Je souhaite savoir qui est habilité à retirer l’agrément de l’intermédiaire d’assurance, et comment ? Dans le cas d’une détention préventive, est-ce que l’agrément d’un agent général est retiré automatiquement ?

Je vais commencer par votre deuxième question, et vous rappelle que toute personne accusée est innocente jusqu’à ce que sa culpabilité soit reconnue par le tribunal, par une décision juridictionnelle définitive et irrévocable, et partant ne peut faire l’objet d’un retrait définitif de son agrément.

En effet, les intermédiaires qui n’observent pas les dispositions relatives à l’exercice de l’activité prévues par le code des assurances peuvent faire l’objet, selon la gravité de l’irrégularité ou de l’infraction, en l’occurrence un délit ou un crime, d’un avertissement, d’un blâme ou d’un retrait d’agrément à titre temporaire ou définitif, sachant que la décision de sanction doit être bien motivée.

Selon l’article 324 alinéa 2 du code des assurances, le retrait temporaire  ne peut être prononcé que si l’intermédiaire est détenu provisoirement à titre préventif pour délit ou crime, et aussitôt que l’intermédiaire bénéficie d’une liberté provisoire, l’administration peut l’autoriser à poursuivre son activité. Toutefois, l’administration peut, à ses risques et périls, prendre sa décision de retirer l’agrément définitivement si elle estime que les faits sont trop graves pour laisser l’agent exercer son activité.

A propos de votre première question, c’est l’administration qui est habilitée à  octroyer et à retirer l’agrément. En revanche, c’est l’entreprise d’assurance et de réassurance qui est la partie mandante dans ce traité qui la lie à l’intermédiaire qui est habilitée à dénoncer le traité de nomination.

Pour ce faire, l’administration adresse une mise en demeure à l’agent d’assurance, par lettre recommandée avec un accusé de réception à son dernier domicile ou siège social connu d’elle, à laquelle l’agent doit fournir des explications dans un délai de trente jours à compter du jour de l’envoi de cette mise en demeure, précise l’article 321 et non pas de la date de notification, c’est-à-dire de réception.
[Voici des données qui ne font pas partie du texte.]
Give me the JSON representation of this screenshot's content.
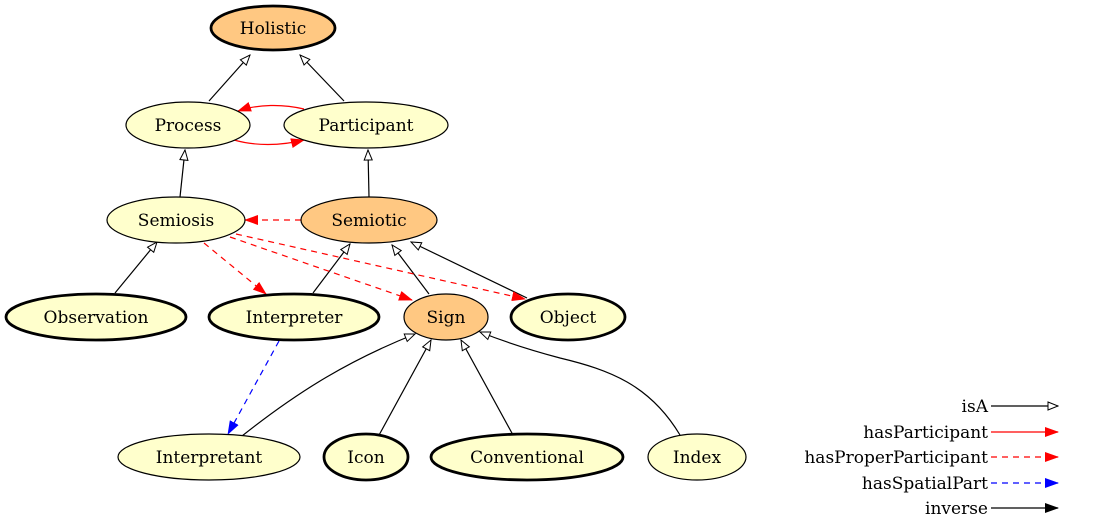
{
  "colors": {
    "class_fill": "#ffffcc",
    "highlight_fill": "#ffc882",
    "isA": "#000000",
    "hasParticipant": "#ff0000",
    "hasProperParticipant": "#ff0000",
    "hasSpatialPart": "#0000ff",
    "inverse": "#000000"
  },
  "nodes": [
    {
      "id": "Holistic",
      "label": "Holistic",
      "style": "highlight",
      "bold": true
    },
    {
      "id": "Process",
      "label": "Process",
      "style": "class",
      "bold": false
    },
    {
      "id": "Participant",
      "label": "Participant",
      "style": "class",
      "bold": false
    },
    {
      "id": "Semiosis",
      "label": "Semiosis",
      "style": "class",
      "bold": false
    },
    {
      "id": "Semiotic",
      "label": "Semiotic",
      "style": "highlight",
      "bold": false
    },
    {
      "id": "Observation",
      "label": "Observation",
      "style": "class",
      "bold": true
    },
    {
      "id": "Interpreter",
      "label": "Interpreter",
      "style": "class",
      "bold": true
    },
    {
      "id": "Sign",
      "label": "Sign",
      "style": "highlight",
      "bold": false
    },
    {
      "id": "Object",
      "label": "Object",
      "style": "class",
      "bold": true
    },
    {
      "id": "Interpretant",
      "label": "Interpretant",
      "style": "class",
      "bold": false
    },
    {
      "id": "Icon",
      "label": "Icon",
      "style": "class",
      "bold": true
    },
    {
      "id": "Conventional",
      "label": "Conventional",
      "style": "class",
      "bold": true
    },
    {
      "id": "Index",
      "label": "Index",
      "style": "class",
      "bold": false
    }
  ],
  "edges": [
    {
      "from": "Process",
      "to": "Holistic",
      "relation": "isA"
    },
    {
      "from": "Participant",
      "to": "Holistic",
      "relation": "isA"
    },
    {
      "from": "Process",
      "to": "Participant",
      "relation": "hasParticipant"
    },
    {
      "from": "Participant",
      "to": "Process",
      "relation": "inverse-hasParticipant"
    },
    {
      "from": "Semiosis",
      "to": "Process",
      "relation": "isA"
    },
    {
      "from": "Semiotic",
      "to": "Participant",
      "relation": "isA"
    },
    {
      "from": "Semiotic",
      "to": "Semiosis",
      "relation": "inverse-hasProperParticipant"
    },
    {
      "from": "Observation",
      "to": "Semiosis",
      "relation": "isA"
    },
    {
      "from": "Interpreter",
      "to": "Semiotic",
      "relation": "isA"
    },
    {
      "from": "Sign",
      "to": "Semiotic",
      "relation": "isA"
    },
    {
      "from": "Object",
      "to": "Semiotic",
      "relation": "isA"
    },
    {
      "from": "Semiosis",
      "to": "Interpreter",
      "relation": "hasProperParticipant"
    },
    {
      "from": "Semiosis",
      "to": "Sign",
      "relation": "hasProperParticipant"
    },
    {
      "from": "Semiosis",
      "to": "Object",
      "relation": "hasProperParticipant"
    },
    {
      "from": "Interpreter",
      "to": "Interpretant",
      "relation": "hasSpatialPart"
    },
    {
      "from": "Interpretant",
      "to": "Sign",
      "relation": "isA"
    },
    {
      "from": "Icon",
      "to": "Sign",
      "relation": "isA"
    },
    {
      "from": "Conventional",
      "to": "Sign",
      "relation": "isA"
    },
    {
      "from": "Index",
      "to": "Sign",
      "relation": "isA"
    }
  ],
  "legend": [
    {
      "label": "isA",
      "relation": "isA"
    },
    {
      "label": "hasParticipant",
      "relation": "hasParticipant"
    },
    {
      "label": "hasProperParticipant",
      "relation": "hasProperParticipant"
    },
    {
      "label": "hasSpatialPart",
      "relation": "hasSpatialPart"
    },
    {
      "label": "inverse",
      "relation": "inverse"
    }
  ]
}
Evidemment, après dénonciation du traité, l’agent doit remettre à la compagnie d’assurance et de réassurance mandante, tous les documents qu’elle lui avait confiés dans le cadre de son activité par le procédé classique de tradition en mains propres du représentant de la compagnie en présence d’un huissier de justice qui en dresse un PV à toute fin utile.

Tout retrait inopiné et sans cette formalité est réputé abusif et engage la responsabilité civile de son auteur. Il en est de même de la compagnie qui, en prévision de la dénonciation du traité de nomination avec un agent général, décide de cesser de fournir les documents nécessaires à l’agent pour exercer son activité.